Passwords must meet complexity requirements

Applies To: Windows Server 2003, Windows Server 2003 R2, Windows Server 2003 with SP1, Windows Server 2003 with SP2, Windows Server 2008, Windows Server 2008 R2

Password must meet complexity requirements

Description

This security setting determines whether passwords must meet complexity requirements. Complexity requirements are enforced when passwords are changed or created.

If this policy is enabled, passwords must meet the following minimum requirements when they are changed or created:

  • Passwords must not contain the user's entire samAccountName (Account Name) value or entire displayName (Full Name) value. Both checks are not case sensitive:

    • The samAccountName is checked in its entirety only to determine whether it is part of the password. If the samAccountName is less than three characters long, this check is skipped.

    • The displayName is parsed for delimiters: commas, periods, dashes or hyphens, underscores, spaces, pound signs, and tabs. If any of these delimiters are found, the displayName is split and all parsed sections (tokens) are confirmed not to be included in the password. Tokens that are less than three characters in length are ignored, and substrings of the tokens are not checked. For example, the name "Erin M. Hagens" is split into three tokens: "Erin," "M," and "Hagens." Because the second token is only one character long, it is ignored. Therefore, this user could not have a password that included either "erin" or "hagens" as a substring anywhere in the password.

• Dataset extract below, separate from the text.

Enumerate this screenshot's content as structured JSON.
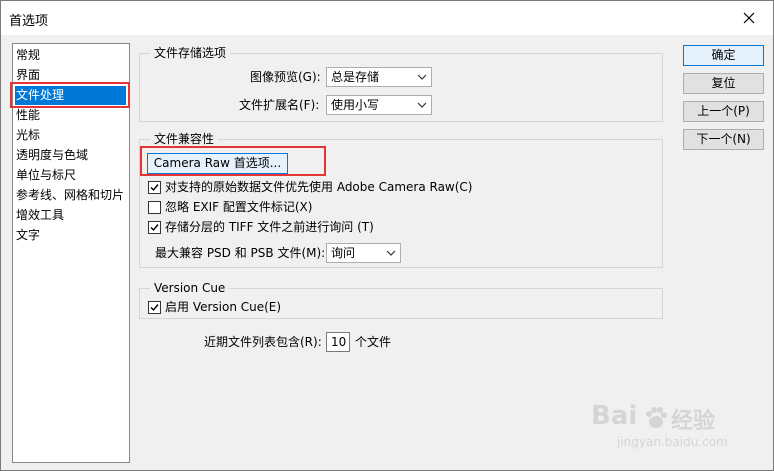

  • Passwords must contain characters from three of the following five categories:

    • Uppercase characters of European languages (A through Z, with diacritic marks, Greek and Cyrillic characters)

    • Lowercase characters of European languages (a through z, sharp-s, with diacritic marks, Greek and Cyrillic characters)

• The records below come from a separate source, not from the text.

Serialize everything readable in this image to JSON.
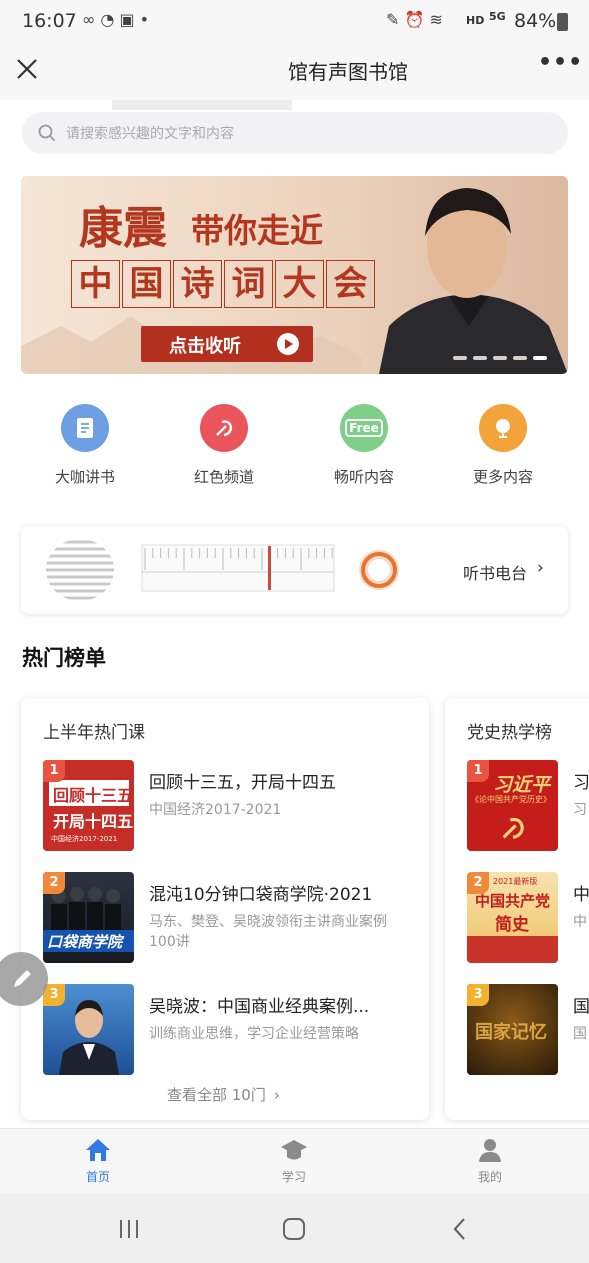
{
  "status": {
    "time": "16:07",
    "battery": "84%",
    "net": "HD",
    "signal": "5G"
  },
  "titlebar": {
    "title": "馆有声图书馆"
  },
  "search": {
    "placeholder": "请搜索感兴趣的文字和内容"
  },
  "banner": {
    "line1_a": "康震",
    "line1_b": "带你走近",
    "line2": [
      "中",
      "国",
      "诗",
      "词",
      "大",
      "会"
    ],
    "cta": "点击收听"
  },
  "categories": [
    {
      "label": "大咖讲书",
      "icon": "book-icon",
      "color": "#6f9fe3"
    },
    {
      "label": "红色频道",
      "icon": "party-emblem-icon",
      "color": "#e9555a"
    },
    {
      "label": "畅听内容",
      "icon": "free-icon",
      "color": "#7fcf89",
      "badge": "Free"
    },
    {
      "label": "更多内容",
      "icon": "globe-icon",
      "color": "#f2a33a"
    }
  ],
  "radio": {
    "label": "听书电台"
  },
  "hot": {
    "title": "热门榜单"
  },
  "card1": {
    "title": "上半年热门课",
    "items": [
      {
        "rank": "1",
        "title": "回顾十三五，开局十四五",
        "sub": "中国经济2017-2021",
        "thumb_text1": "回顾十三五",
        "thumb_text2": "开局十四五",
        "thumb_text3": "中国经济2017-2021"
      },
      {
        "rank": "2",
        "title": "混沌10分钟口袋商学院·2021",
        "sub": "马东、樊登、吴晓波领衔主讲商业案例100讲",
        "thumb_text1": "口袋商学院"
      },
      {
        "rank": "3",
        "title": "吴晓波：中国商业经典案例...",
        "sub": "训练商业思维，学习企业经营策略"
      }
    ],
    "more": "查看全部 10门"
  },
  "card2": {
    "title": "党史热学榜",
    "items": [
      {
        "rank": "1",
        "title": "习",
        "sub": "习",
        "thumb_text1": "习近平",
        "thumb_text2": "《论中国共产党历史》"
      },
      {
        "rank": "2",
        "title": "中",
        "sub": "中",
        "thumb_text1": "2021最新版",
        "thumb_text2": "中国共产党",
        "thumb_text3": "简史"
      },
      {
        "rank": "3",
        "title": "国",
        "sub": "国",
        "thumb_text1": "国家记忆"
      }
    ]
  },
  "nav": {
    "items": [
      {
        "label": "首页",
        "active": true
      },
      {
        "label": "学习"
      },
      {
        "label": "我的"
      }
    ]
  },
  "colors": {
    "accent": "#2f7be5",
    "rank1": "#e9533f",
    "rank2": "#f08a3a",
    "rank3": "#f2b230"
  }
}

    • Base 10 digits (0 through 9)

    • Nonalphanumeric characters: ~!@#$%^&*_-+=`|\(){}[]:;"'<>,.?/

    • Any Unicode character that is categorized as an alphabetic character but is not uppercase or lowercase. This includes Unicode characters from Asian languages.

Note

A given character can satisfy only one category. The GetStringTypeW API (https://go.microsoft.com/fwlink/?LinkId=205607) is used to test whether each character in the password is uppercase, lowercase, or alphanumeric.

To create custom password filters, see Password Filters (https://go.microsoft.com/fwlink/?LinkId=205613).

Default:

  • Enabled on domain controllers.

  • Disabled on stand-alone servers.

Note

By default, member computers inherit the password policy configuration from the domain. This password policy configuration is either defined at the domain-level or at any OU that has the member computer within its scope of management. If you define a password policy at an OU by using a GPO and that OU contains computer accounts, the computers that belong to those computer accounts inherit the password policy defined at the OU and apply it to the local users on the server.

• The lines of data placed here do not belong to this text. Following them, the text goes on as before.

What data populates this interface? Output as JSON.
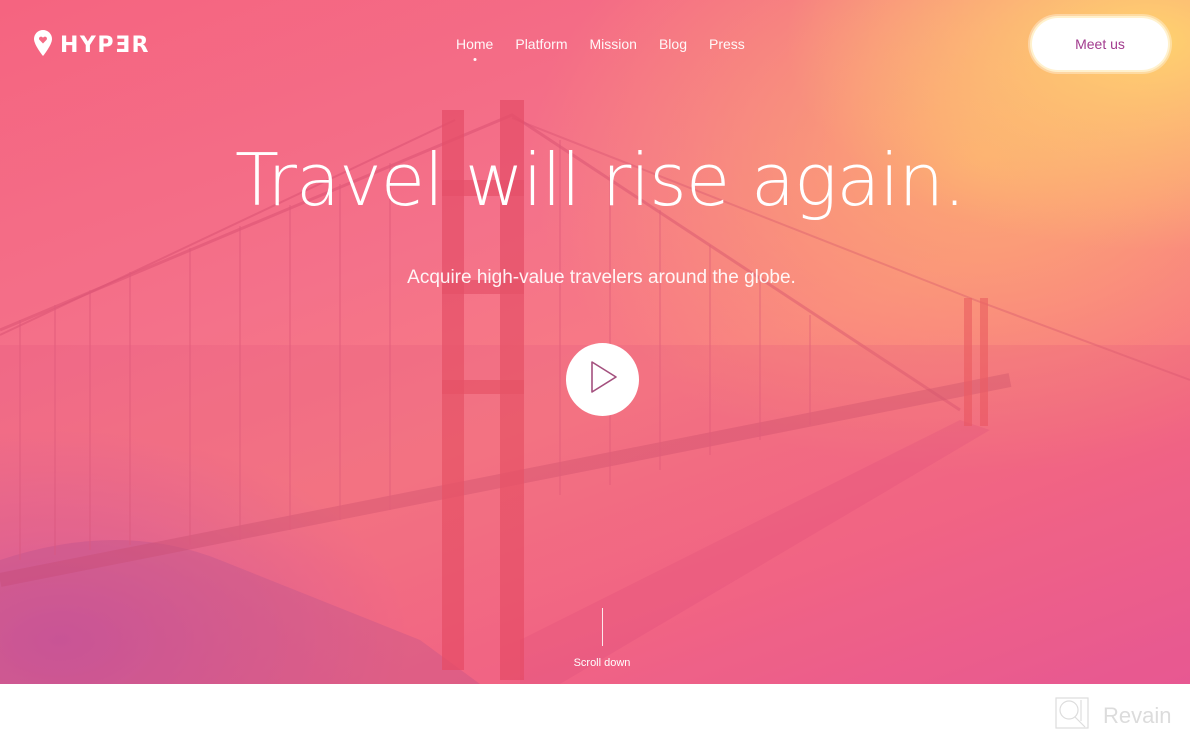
{
  "brand": {
    "name": "HYPƎR",
    "logo_icon": "map-pin-heart-icon"
  },
  "nav": {
    "items": [
      {
        "label": "Home",
        "active": true
      },
      {
        "label": "Platform",
        "active": false
      },
      {
        "label": "Mission",
        "active": false
      },
      {
        "label": "Blog",
        "active": false
      },
      {
        "label": "Press",
        "active": false
      }
    ],
    "cta_label": "Meet us"
  },
  "hero": {
    "headline": "Travel will rise again.",
    "subheadline": "Acquire high-value travelers around the globe.",
    "play_icon": "play-icon",
    "scroll_label": "Scroll down",
    "background_image": "golden-gate-bridge"
  },
  "colors": {
    "gradient_pink": "#f56480",
    "gradient_orange": "#fdb070",
    "gradient_yellow": "#ffd66e",
    "gradient_magenta": "#c450aa",
    "cta_text": "#a23b8e"
  },
  "watermark": {
    "label": "Revain",
    "icon": "revain-logo-icon"
  }
}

Configuring this security setting

You can configure this security setting by opening the appropriate policy and expanding the console tree: Computer Configuration\Windows Settings\Security Settings\Account Policies\Password Policy\

For specific instructions about how to configure password policy settings, see Apply or modify password policy.

For more information, see:

Change History

Date Revision

November 15, 2010

The description was revised to be more precise and accurate. The precise attribute names were added and the character categories were updated.

November 30, 2010

The description “Far eastern” was changed to “Asian.”

Oct 1, 2012

The Note about how domain computers obtain password policy was revised.